A hard requirement for Vite ^8.0.12, the first stable Vite 8 release bundling Rolldown 1.0.0, ripples through every SvelteKit next-release. SvelteKit 3.0.0-next.5 requires it, as does the SvelteKit Adapter for Vercel v7.0.0-next.1, the adapter-node 6.0.0-next.1, and enhanced-img 1.0.0-next.1. If you're running any of these adapters or plugins, you must upgrade your Vite version in lockstep.

Adapter config consolidation

The adapter-node 6.0.0-next.2 removes the ORIGIN environment variable and kit.prerender.origin config option, replacing both with a single kit.paths.origin config. This simplifies deployment configuration, especially for those running behind proxies. The adapter-node@5.5.7 also shipped a fix adding X-Accel-Buffering: no headers to SSE responses to prevent nginx buffering.
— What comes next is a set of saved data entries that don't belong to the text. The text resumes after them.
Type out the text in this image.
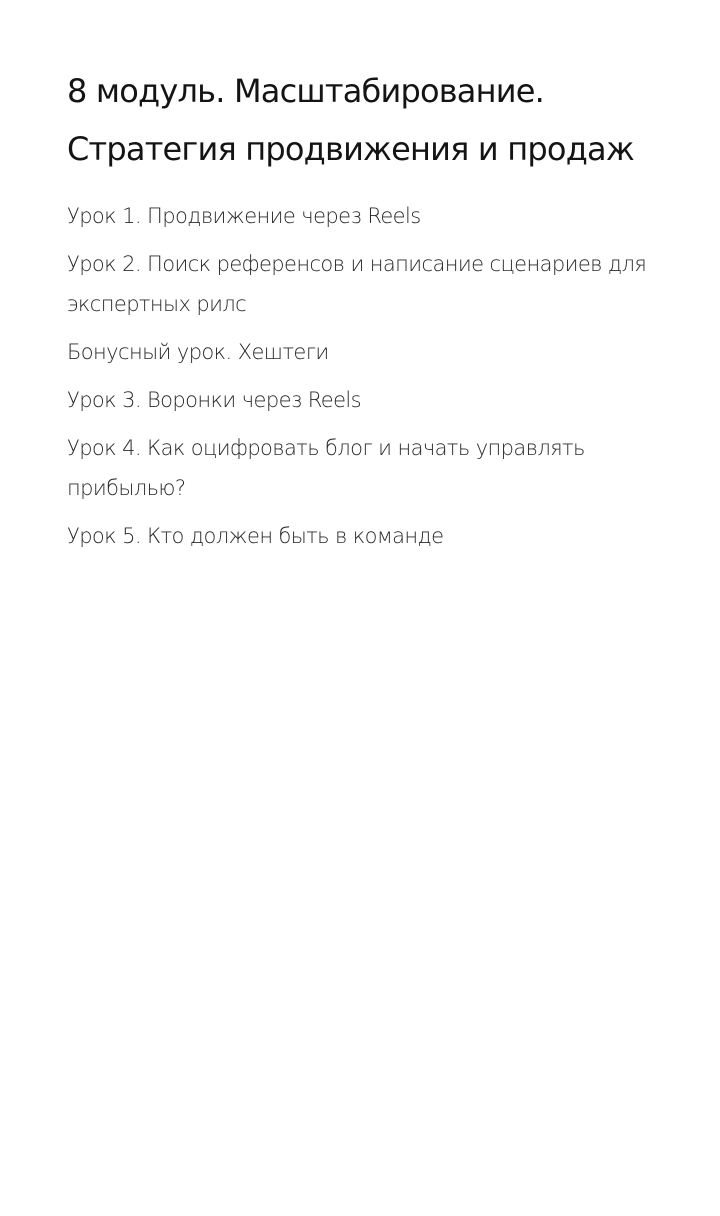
8 модуль. Масштабирование. Стратегия продвижения и продаж
Урок 1. Продвижение через Reels
Урок 2. Поиск референсов и написание сценариев для экспертных рилс
Бонусный урок. Хештеги
Урок 3. Воронки через Reels
Урок 4. Как оцифровать блог и начать управлять прибылью?
Урок 5. Кто должен быть в команде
Next.js edges toward developer tooling

While the SvelteKit ecosystem dominated the week, Next.js shipped several canary releases worth noting. Next.js v16.3.0-canary.84 introduces Request Insights, which exposes dev snapshots to tools and HMR, derives request history and fetch data, and records local framework spans. Next.js v16.3.0-canary.83 adds an experimental TypeScript CLI backend, and Next.js v16.3.0-canary.82 normalizes expire and revalidate values to handle Infinity and surface configuration mistakes early.

Security and platform fixes

Two practical fixes worth highlighting: SvelteKit 2.69.1 patches a prototype pollution vulnerability when deleting file inputs, and the SvelteKit adapter-netlify v7.0.0-next.2 fixes type definitions for platform.context. Expo also added passkey sign-in to its accounts, replacing the password-plus-OTP combination for more secure authentication.